Does samba provide a fuzzer mode that uses deterministic NTLMSSP_Challenge, or how can I bypass the authentication stage?

Douglas Bagnall douglas.bagnall at catalyst.net.nz
Tue Jan 10 22:36:39 UTC 2023


hi Fouzhe

> Recently I want to fuzz samba systematically (instead of functional fuzzing like OSS-Fuzz/samba). However, the fuzzer acts like smbclient and needs to establish a connection with the samba server via NTLM authentication. The NTLMSSP_Challenge sent by the server is not deterministic, which can render the fuzzing based on previously captured traffic futile. Does samba provide a fuzzer mode that uses deterministic NTLMSSP_Challenge, just like boringssl does (https://boringssl.googlesource.com/boringssl/+/HEAD/FUZZING.md#fuzzer-mode)?
The short answer is no, we don't have anything like that. It would be an 
interesting addition.

As mentioned on the other list, I think most or all of the randomness will be 
provided by gnutls. Perhaps it all comes though the functions in 
lib/util/genrand.c, but perhaps not. I am not very familiar with the NTLMSSP code.

I am also not aware of what smb.conf options might achieve this:

> The another way I think is to directly bypass the authentication stage. I tried this but it didn't work. First, I started the samba with the following config to disable authentication.
> ```
> [global]
>    Map to guest = Bad User
>    ntlm auth = disabled
> 
> 
> [sharedir]
>    path = /mount/
>    browsable = yes
>    read only = no
>    guest ok = yes
>    write list = all
> 
> ```
> Then, I used smbclient to connect the server via `smbclient //172.17.0.1/sharedir -N` and captured the traffic. However, the auth stage was not passed as shown in the captured traffic. 
> 
> 
> What is the reason and how can I achieve the goal?

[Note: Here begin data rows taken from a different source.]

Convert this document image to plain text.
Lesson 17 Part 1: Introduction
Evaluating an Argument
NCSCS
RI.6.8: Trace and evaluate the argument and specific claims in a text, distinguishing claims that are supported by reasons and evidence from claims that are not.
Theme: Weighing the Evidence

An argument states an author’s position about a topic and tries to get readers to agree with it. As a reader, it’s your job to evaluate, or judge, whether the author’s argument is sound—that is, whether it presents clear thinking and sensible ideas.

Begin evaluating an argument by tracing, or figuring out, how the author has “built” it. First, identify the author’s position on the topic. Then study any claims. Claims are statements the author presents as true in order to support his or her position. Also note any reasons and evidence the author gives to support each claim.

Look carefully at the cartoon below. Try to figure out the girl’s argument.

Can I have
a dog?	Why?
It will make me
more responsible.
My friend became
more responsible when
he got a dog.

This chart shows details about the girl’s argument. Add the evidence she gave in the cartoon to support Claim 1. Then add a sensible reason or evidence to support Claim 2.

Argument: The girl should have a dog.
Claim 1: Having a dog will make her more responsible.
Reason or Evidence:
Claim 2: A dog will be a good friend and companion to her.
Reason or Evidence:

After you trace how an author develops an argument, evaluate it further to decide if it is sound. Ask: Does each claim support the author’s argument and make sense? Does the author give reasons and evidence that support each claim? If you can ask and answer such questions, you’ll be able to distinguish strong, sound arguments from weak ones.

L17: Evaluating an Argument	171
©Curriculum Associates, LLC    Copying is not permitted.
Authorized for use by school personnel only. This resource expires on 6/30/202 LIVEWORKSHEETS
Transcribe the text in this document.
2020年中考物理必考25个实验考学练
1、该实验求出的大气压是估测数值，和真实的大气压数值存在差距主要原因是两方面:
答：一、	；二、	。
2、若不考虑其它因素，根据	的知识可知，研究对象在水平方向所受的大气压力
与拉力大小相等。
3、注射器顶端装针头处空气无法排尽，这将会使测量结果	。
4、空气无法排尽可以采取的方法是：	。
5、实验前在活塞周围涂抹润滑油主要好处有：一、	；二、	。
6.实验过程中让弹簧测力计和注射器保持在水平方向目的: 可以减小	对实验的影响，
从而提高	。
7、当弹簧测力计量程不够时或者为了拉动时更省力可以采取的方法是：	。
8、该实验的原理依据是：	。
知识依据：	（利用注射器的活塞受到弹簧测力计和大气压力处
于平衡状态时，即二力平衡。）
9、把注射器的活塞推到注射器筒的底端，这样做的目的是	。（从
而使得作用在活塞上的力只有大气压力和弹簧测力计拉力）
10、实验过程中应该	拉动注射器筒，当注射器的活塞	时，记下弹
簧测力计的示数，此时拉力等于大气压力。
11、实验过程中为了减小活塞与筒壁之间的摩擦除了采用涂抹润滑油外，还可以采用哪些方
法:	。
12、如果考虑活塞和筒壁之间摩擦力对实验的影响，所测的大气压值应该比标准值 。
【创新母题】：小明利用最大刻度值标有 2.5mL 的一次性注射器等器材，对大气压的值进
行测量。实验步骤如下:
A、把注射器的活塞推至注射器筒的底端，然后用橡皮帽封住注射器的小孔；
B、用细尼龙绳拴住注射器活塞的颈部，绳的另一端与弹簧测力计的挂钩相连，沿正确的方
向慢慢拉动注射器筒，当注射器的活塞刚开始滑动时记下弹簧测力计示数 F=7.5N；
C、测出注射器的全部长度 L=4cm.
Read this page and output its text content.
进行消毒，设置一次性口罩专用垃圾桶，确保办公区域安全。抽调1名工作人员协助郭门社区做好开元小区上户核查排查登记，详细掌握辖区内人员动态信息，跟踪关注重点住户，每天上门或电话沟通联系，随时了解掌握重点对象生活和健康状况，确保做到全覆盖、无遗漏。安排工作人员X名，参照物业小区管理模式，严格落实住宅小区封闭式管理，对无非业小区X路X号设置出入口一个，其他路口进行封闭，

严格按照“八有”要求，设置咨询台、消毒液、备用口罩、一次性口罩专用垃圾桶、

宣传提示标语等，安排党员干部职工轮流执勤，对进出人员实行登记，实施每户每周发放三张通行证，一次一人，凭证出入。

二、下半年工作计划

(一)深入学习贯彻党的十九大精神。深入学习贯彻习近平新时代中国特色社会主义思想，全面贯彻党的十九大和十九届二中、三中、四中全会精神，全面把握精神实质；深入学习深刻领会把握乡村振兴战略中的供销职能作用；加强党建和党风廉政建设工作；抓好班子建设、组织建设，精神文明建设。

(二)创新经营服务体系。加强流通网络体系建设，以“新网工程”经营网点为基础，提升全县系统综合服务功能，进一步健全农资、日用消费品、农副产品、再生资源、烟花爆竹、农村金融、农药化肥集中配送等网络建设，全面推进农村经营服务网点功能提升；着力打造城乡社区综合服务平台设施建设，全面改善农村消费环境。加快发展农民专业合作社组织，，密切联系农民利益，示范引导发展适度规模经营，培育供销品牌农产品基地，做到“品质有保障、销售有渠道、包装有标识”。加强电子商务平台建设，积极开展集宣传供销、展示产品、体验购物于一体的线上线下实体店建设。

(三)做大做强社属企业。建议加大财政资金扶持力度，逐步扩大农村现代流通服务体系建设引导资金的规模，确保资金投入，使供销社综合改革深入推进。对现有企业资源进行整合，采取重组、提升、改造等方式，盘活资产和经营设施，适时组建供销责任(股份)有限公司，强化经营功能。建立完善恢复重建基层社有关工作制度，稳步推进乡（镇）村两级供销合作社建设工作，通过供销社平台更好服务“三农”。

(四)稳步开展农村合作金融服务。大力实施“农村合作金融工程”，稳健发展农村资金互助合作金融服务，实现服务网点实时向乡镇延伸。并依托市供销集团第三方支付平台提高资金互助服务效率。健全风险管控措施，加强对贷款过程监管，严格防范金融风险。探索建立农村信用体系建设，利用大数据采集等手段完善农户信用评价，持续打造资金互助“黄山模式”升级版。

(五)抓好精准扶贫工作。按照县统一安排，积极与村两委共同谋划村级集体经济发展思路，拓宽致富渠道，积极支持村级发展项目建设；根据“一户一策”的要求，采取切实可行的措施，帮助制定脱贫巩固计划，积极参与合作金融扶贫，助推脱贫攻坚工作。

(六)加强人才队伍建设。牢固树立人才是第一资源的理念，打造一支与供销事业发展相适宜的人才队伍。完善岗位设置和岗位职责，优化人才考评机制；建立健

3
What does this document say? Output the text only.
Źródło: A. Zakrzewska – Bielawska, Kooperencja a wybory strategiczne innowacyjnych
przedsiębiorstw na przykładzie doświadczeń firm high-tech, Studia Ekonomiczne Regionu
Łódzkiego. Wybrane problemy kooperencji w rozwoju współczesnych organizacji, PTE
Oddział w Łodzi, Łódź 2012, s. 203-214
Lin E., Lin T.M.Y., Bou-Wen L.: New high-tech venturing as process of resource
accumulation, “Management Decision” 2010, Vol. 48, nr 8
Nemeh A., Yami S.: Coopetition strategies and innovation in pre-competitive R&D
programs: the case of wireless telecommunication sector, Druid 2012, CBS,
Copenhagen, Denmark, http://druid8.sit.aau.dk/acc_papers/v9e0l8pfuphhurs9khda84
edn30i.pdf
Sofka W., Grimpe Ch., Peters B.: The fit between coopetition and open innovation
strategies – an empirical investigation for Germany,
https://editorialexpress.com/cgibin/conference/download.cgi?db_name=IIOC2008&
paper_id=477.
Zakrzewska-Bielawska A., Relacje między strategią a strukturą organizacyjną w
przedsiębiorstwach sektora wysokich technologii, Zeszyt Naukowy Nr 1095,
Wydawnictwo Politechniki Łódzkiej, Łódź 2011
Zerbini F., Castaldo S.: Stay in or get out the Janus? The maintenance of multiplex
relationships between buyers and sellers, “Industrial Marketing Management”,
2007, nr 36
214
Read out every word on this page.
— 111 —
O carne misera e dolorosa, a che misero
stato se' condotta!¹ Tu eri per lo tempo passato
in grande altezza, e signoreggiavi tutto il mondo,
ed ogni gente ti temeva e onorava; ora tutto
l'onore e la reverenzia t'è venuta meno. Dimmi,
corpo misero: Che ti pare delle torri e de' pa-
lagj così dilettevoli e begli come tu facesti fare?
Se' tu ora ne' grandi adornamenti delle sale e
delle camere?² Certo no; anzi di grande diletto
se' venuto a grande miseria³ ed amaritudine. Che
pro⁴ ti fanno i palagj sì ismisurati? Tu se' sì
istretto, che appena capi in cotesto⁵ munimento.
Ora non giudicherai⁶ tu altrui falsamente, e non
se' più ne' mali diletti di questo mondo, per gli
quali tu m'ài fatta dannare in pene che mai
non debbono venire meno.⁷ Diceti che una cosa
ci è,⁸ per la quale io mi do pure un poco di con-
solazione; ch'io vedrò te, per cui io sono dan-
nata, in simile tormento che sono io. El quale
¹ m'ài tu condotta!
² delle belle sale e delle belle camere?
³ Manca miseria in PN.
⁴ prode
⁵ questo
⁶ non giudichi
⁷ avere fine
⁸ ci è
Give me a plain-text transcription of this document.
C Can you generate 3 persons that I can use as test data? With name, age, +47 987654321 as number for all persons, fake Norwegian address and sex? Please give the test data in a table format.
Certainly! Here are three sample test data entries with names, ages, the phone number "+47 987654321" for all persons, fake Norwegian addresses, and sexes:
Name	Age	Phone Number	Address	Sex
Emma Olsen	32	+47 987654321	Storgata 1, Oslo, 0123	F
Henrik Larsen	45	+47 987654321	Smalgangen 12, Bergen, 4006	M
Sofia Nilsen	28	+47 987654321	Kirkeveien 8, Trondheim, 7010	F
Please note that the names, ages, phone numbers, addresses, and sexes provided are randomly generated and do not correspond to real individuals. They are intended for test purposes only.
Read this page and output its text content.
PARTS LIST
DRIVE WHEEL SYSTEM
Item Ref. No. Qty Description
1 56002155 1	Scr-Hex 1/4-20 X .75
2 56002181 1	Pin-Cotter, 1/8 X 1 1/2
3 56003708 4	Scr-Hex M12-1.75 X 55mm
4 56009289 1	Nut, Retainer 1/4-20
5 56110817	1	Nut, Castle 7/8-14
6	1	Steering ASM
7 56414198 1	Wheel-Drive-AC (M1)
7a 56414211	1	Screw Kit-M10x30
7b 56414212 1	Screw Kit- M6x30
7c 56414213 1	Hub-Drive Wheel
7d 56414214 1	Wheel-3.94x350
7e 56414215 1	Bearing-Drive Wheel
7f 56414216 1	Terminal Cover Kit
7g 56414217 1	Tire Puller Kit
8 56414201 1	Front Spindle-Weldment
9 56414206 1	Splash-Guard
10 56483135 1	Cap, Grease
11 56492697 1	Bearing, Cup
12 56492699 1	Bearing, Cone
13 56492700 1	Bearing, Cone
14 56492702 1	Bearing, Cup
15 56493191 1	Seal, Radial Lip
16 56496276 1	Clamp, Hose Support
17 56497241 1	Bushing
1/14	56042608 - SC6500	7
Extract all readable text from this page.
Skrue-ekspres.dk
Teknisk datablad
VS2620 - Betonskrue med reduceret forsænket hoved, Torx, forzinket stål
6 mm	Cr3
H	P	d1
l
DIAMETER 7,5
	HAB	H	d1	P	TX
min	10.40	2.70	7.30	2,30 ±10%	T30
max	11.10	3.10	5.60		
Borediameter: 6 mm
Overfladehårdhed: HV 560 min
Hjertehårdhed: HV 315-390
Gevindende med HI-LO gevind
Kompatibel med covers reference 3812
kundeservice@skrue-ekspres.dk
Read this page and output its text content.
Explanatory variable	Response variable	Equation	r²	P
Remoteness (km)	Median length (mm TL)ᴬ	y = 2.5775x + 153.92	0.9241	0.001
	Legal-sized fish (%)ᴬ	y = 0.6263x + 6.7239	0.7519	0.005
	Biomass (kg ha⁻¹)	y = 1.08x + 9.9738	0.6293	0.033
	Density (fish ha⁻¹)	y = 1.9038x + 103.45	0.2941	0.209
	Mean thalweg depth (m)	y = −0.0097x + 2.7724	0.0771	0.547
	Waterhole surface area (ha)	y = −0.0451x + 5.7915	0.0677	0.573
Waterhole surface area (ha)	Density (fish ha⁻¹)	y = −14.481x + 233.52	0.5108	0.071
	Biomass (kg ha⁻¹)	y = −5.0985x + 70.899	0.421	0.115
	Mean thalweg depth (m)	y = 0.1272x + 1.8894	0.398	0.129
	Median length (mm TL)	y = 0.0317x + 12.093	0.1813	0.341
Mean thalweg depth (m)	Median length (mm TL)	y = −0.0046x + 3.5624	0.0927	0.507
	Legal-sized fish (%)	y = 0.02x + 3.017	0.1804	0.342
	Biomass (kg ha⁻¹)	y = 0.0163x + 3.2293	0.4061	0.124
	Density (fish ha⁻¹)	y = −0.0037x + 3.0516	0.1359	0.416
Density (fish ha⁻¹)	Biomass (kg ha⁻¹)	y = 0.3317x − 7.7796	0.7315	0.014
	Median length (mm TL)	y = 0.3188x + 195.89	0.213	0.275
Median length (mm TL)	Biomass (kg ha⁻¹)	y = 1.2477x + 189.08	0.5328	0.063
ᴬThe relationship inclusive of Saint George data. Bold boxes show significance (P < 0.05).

It strikes me that the client is the one with the NTLMSSP_NEGOTIATE and user 
'root'; maybe you need more client side options or a client smb.conf.

Also, it looks less like the fuzzer "needs to establish a connection with the 
samba server via NTLM authentication", and more like you just want it to get 
past this somehow. Is that right?

And having directed you here for the fuzzing mode question, you might have 
better luck on the Samba list for smb.conf/operational questions.